Hélène Dorion, Pas même le bruit d’un fleuve, Éditions Alto (180 p., 22,95 $ ou 13,99 $ en version numérique).

 

Sur les rails

«Chauffer un train, c’est pas une job de filles.» À 34 ans, Marie Guilbaud a si souvent entendu cette réflexion désobligeante qu’elle n’en est même plus affectée. Ce qui compte pour elle, c’est de conduire à bon port, dans le Nord québécois, ses 240 wagons de minerai. Déjà à Schefferville, où elle est née et a vécu, Marie était perçue comme «une anomalie de la nature». Ni son père ni son frère ne prenaient sa défense. Elle fera donc face seule à la vie qu’elle a choisie et qui la comble. Jusqu’au jour de l’accident: en pleine tempête, son train blesse à mort un orignal blanc, considéré comme sacré par les Autochtones. De multiples aventures entraîneront alors la conductrice aux confins d’un monde où amour, folie et mort se frôlent en un indescriptible chaos.

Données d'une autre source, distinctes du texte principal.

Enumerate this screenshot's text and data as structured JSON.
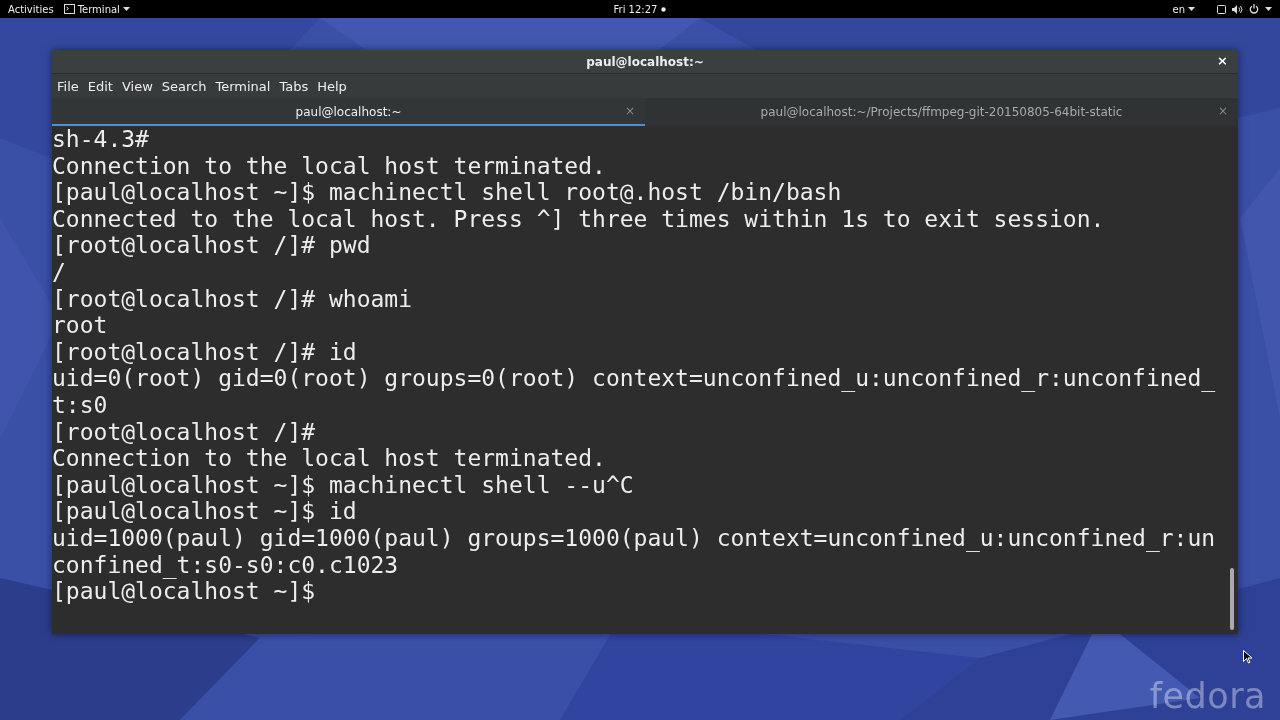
{
  "top_bar": {
    "activities": "Activities",
    "app_menu": "Terminal",
    "clock": "Fri 12:27",
    "language": "en"
  },
  "window": {
    "title": "paul@localhost:~",
    "close": "×"
  },
  "menu": [
    "File",
    "Edit",
    "View",
    "Search",
    "Terminal",
    "Tabs",
    "Help"
  ],
  "tabs": [
    {
      "label": "paul@localhost:~",
      "selected": true,
      "close": "×"
    },
    {
      "label": "paul@localhost:~/Projects/ffmpeg-git-20150805-64bit-static",
      "selected": false,
      "close": "×"
    }
  ],
  "terminal_lines": [
    "sh-4.3#",
    "Connection to the local host terminated.",
    "[paul@localhost ~]$ machinectl shell root@.host /bin/bash",
    "Connected to the local host. Press ^] three times within 1s to exit session.",
    "[root@localhost /]# pwd",
    "/",
    "[root@localhost /]# whoami",
    "root",
    "[root@localhost /]# id",
    "uid=0(root) gid=0(root) groups=0(root) context=unconfined_u:unconfined_r:unconfined_",
    "t:s0",
    "[root@localhost /]#",
    "Connection to the local host terminated.",
    "[paul@localhost ~]$ machinectl shell --u^C",
    "[paul@localhost ~]$ id",
    "uid=1000(paul) gid=1000(paul) groups=1000(paul) context=unconfined_u:unconfined_r:un",
    "confined_t:s0-s0:c0.c1023",
    "[paul@localhost ~]$"
  ],
  "wallpaper_logo": "fedora"
}
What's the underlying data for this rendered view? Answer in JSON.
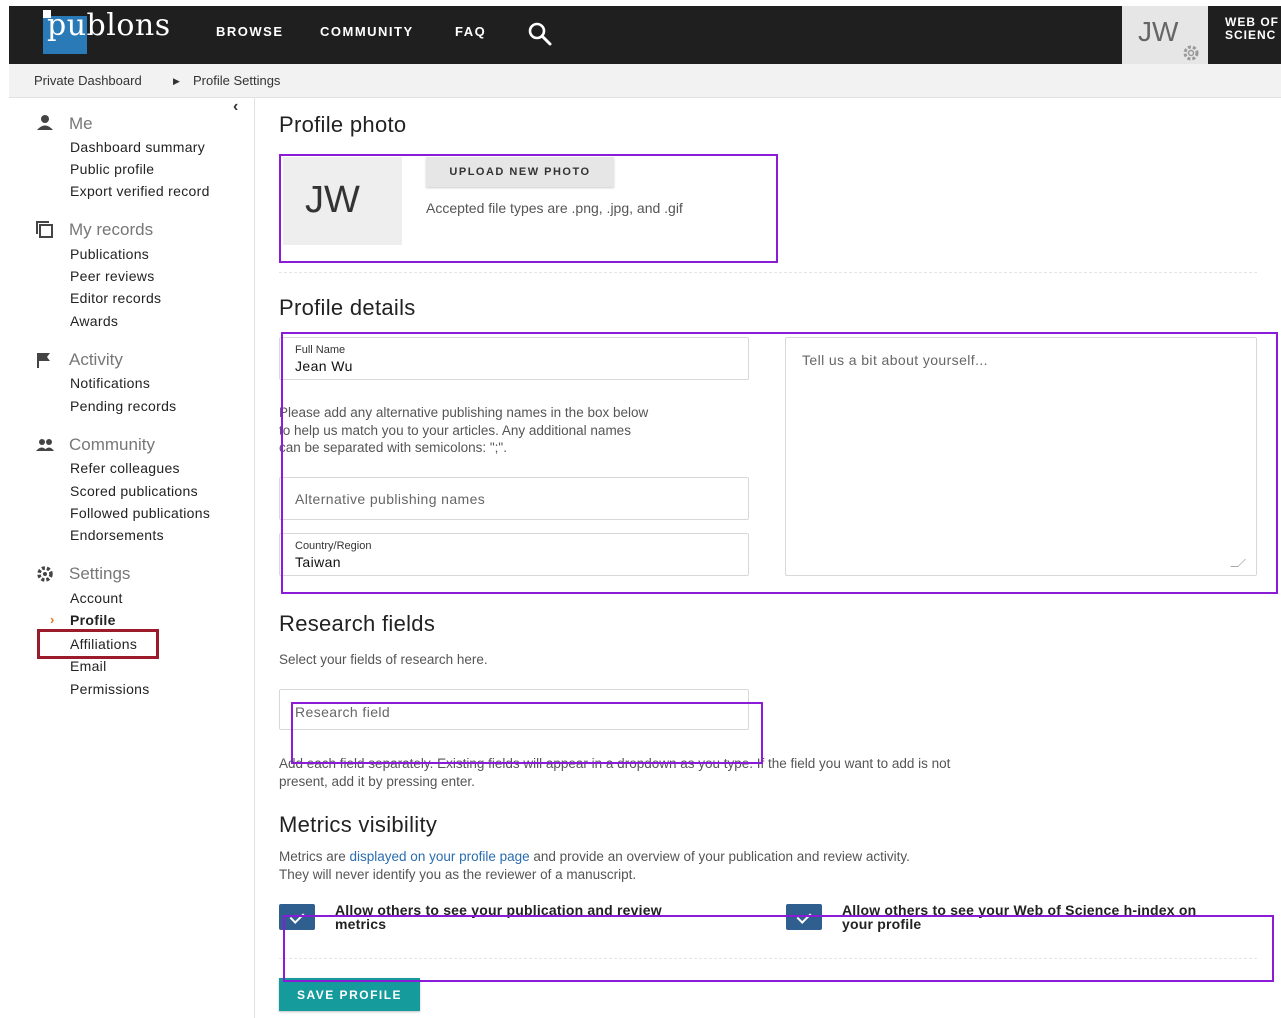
{
  "header": {
    "logo_text": "publons",
    "nav": [
      "BROWSE",
      "COMMUNITY",
      "FAQ"
    ],
    "user_initials": "JW",
    "brand_line1": "WEB OF",
    "brand_line2": "SCIENC"
  },
  "breadcrumb": [
    "Private Dashboard",
    "Profile Settings"
  ],
  "sidebar": {
    "me": {
      "title": "Me",
      "items": [
        "Dashboard summary",
        "Public profile",
        "Export verified record"
      ]
    },
    "records": {
      "title": "My records",
      "items": [
        "Publications",
        "Peer reviews",
        "Editor records",
        "Awards"
      ]
    },
    "activity": {
      "title": "Activity",
      "items": [
        "Notifications",
        "Pending records"
      ]
    },
    "community": {
      "title": "Community",
      "items": [
        "Refer colleagues",
        "Scored publications",
        "Followed publications",
        "Endorsements"
      ]
    },
    "settings": {
      "title": "Settings",
      "items": [
        "Account",
        "Profile",
        "Affiliations",
        "Email",
        "Permissions"
      ]
    },
    "active_item": "Profile"
  },
  "photo": {
    "title": "Profile photo",
    "initials": "JW",
    "upload_label": "UPLOAD NEW PHOTO",
    "note": "Accepted file types are .png, .jpg, and .gif"
  },
  "details": {
    "title": "Profile details",
    "full_name_label": "Full Name",
    "full_name_value": "Jean Wu",
    "alt_help_1": "Please add any alternative publishing names in the box below",
    "alt_help_2": "to help us match you to your articles. Any additional names",
    "alt_help_3": "can be separated with semicolons: \";\".",
    "alt_placeholder": "Alternative publishing names",
    "country_label": "Country/Region",
    "country_value": "Taiwan",
    "bio_placeholder": "Tell us a bit about yourself..."
  },
  "research": {
    "title": "Research fields",
    "subtitle": "Select your fields of research here.",
    "placeholder": "Research field",
    "help_1": "Add each field separately. Existing fields will appear in a dropdown as you type. If the field you want to add is not",
    "help_2": "present, add it by pressing enter."
  },
  "metrics": {
    "title": "Metrics visibility",
    "line1_a": "Metrics are ",
    "line1_link": "displayed on your profile page",
    "line1_b": " and provide an overview of your publication and review activity.",
    "line2": "They will never identify you as the reviewer of a manuscript.",
    "check1_1": "Allow others to see your publication and review",
    "check1_2": "metrics",
    "check2_1": "Allow others to see your Web of Science h-index on",
    "check2_2": "your profile",
    "check1_checked": true,
    "check2_checked": true
  },
  "save_label": "SAVE PROFILE",
  "colors": {
    "topbar": "#1f1f1f",
    "accent_teal": "#159b9b",
    "checkbox": "#2f5f8e",
    "annotation_purple": "#8a1bd6",
    "annotation_red": "#9b1b2a"
  }
}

Isabelle Grégoire, Fille de fer, Éditions Québec Amérique (240 p., 24,95 $ ou 16,99 $ en version numérique).

 

 

Scoop

On «tue la une» d’un journal quand on décide, à la dernière minute, de remplacer la nouvelle du jour par une autre, plus importante. Dans ce cas-ci, c’est de la fiction: 14 journalistes sont invités à écrire une nouvelle policière ayant pour toile de fond leur univers familier de recherche et d’enquête. Les faits divers, la politique, le sport, les potins, l’internet fournissent de riches décors à l’imagination de ces professionnels assez habiles pour nous emmener, captivés, au bout de chacune de ces histoires pas si invraisemblables que ça.

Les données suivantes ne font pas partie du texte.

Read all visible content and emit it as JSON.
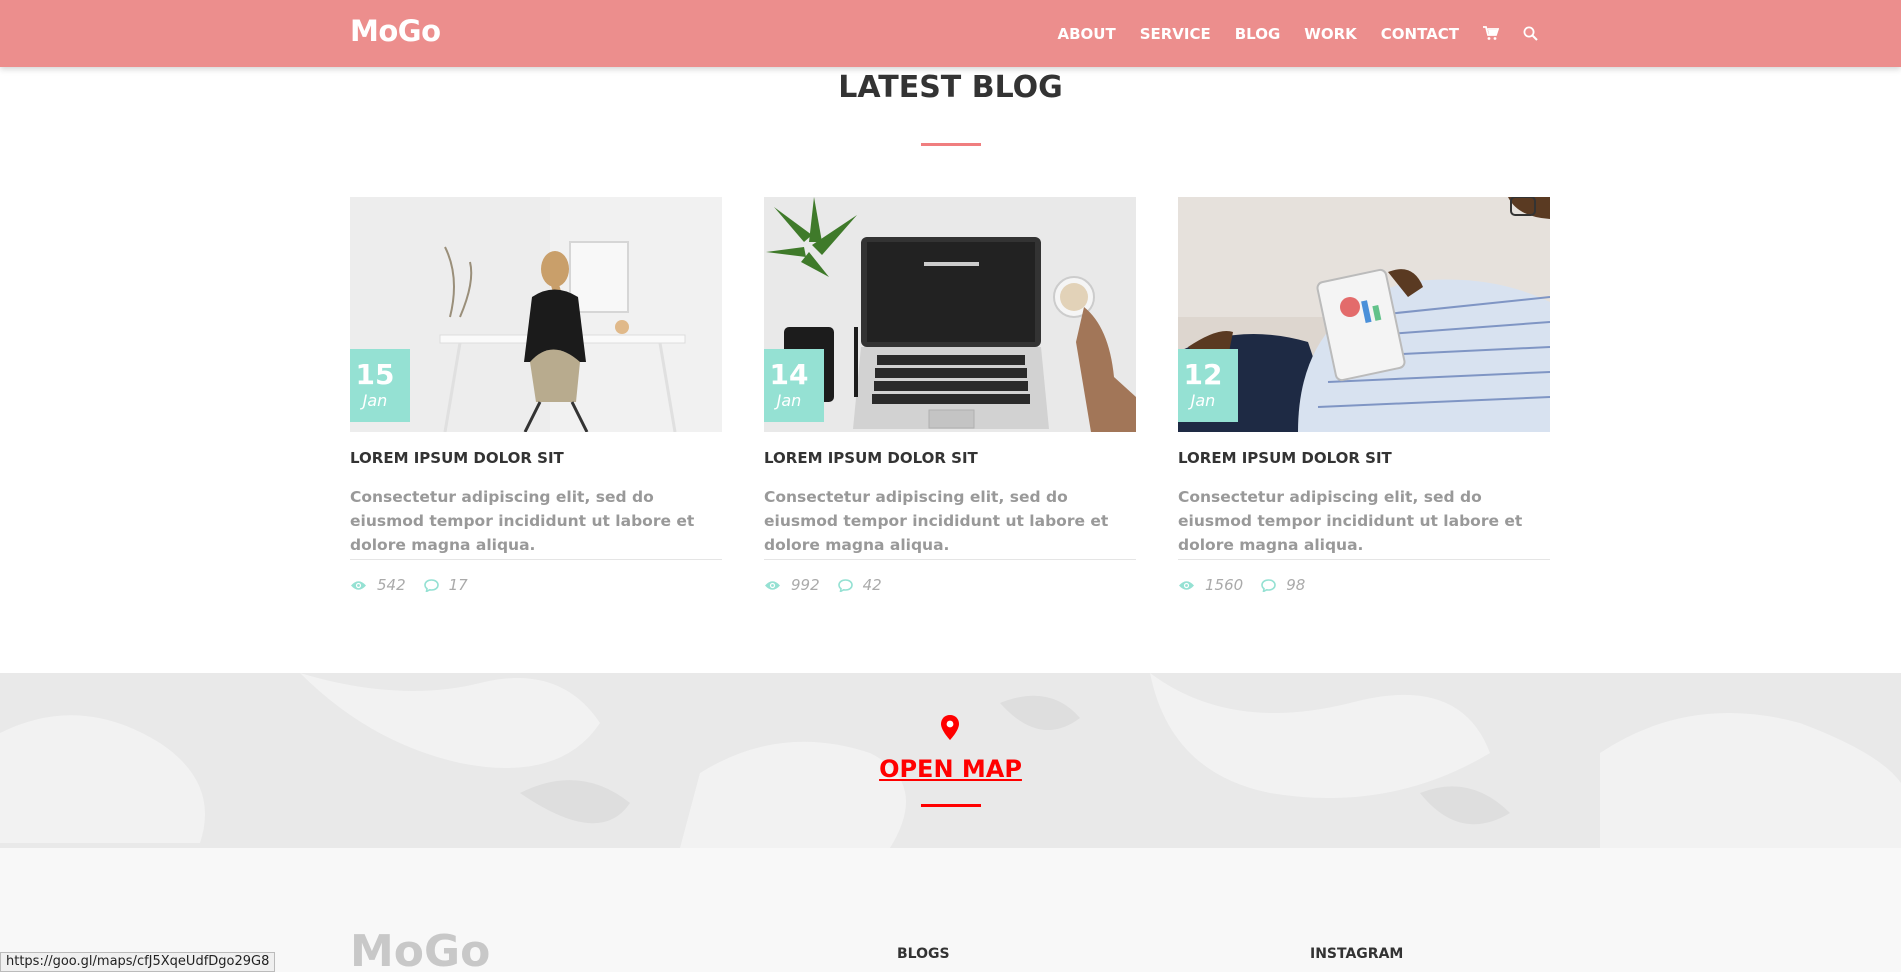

On tue la une, sous la direction de Sonia Sarfati, Éditions Druide (288 p., 22,95 $ ou 15,99 $ en version numérique).

 

Au diapason

Elles ne s’étaient jamais rencontrées; pourtant, elles sont devenues des âmes sœurs, le temps d’écrire ce petit bijou littéraire sans prétention mais débordant d’émotions. Ces deux amies nous racontent les bonheurs éphémères que nous offre la nature – arbres, coquillages, oiseaux, rivières, couchers de soleil – et que nous ne prenons pas toujours la peine d’apprécier. Leurs fillettes Zoé et Zaza viennent joliment émailler de leurs mots d’enfants ce délicat journal à quatre mains ouvert à l’émerveillement.

Dominique Fortier et Rafaële Germain, Pour mémoire (Petits miracles et cailloux blancs), Éditions Alto (176 p., 23,95 $ ou 14,99 $ en version numérique).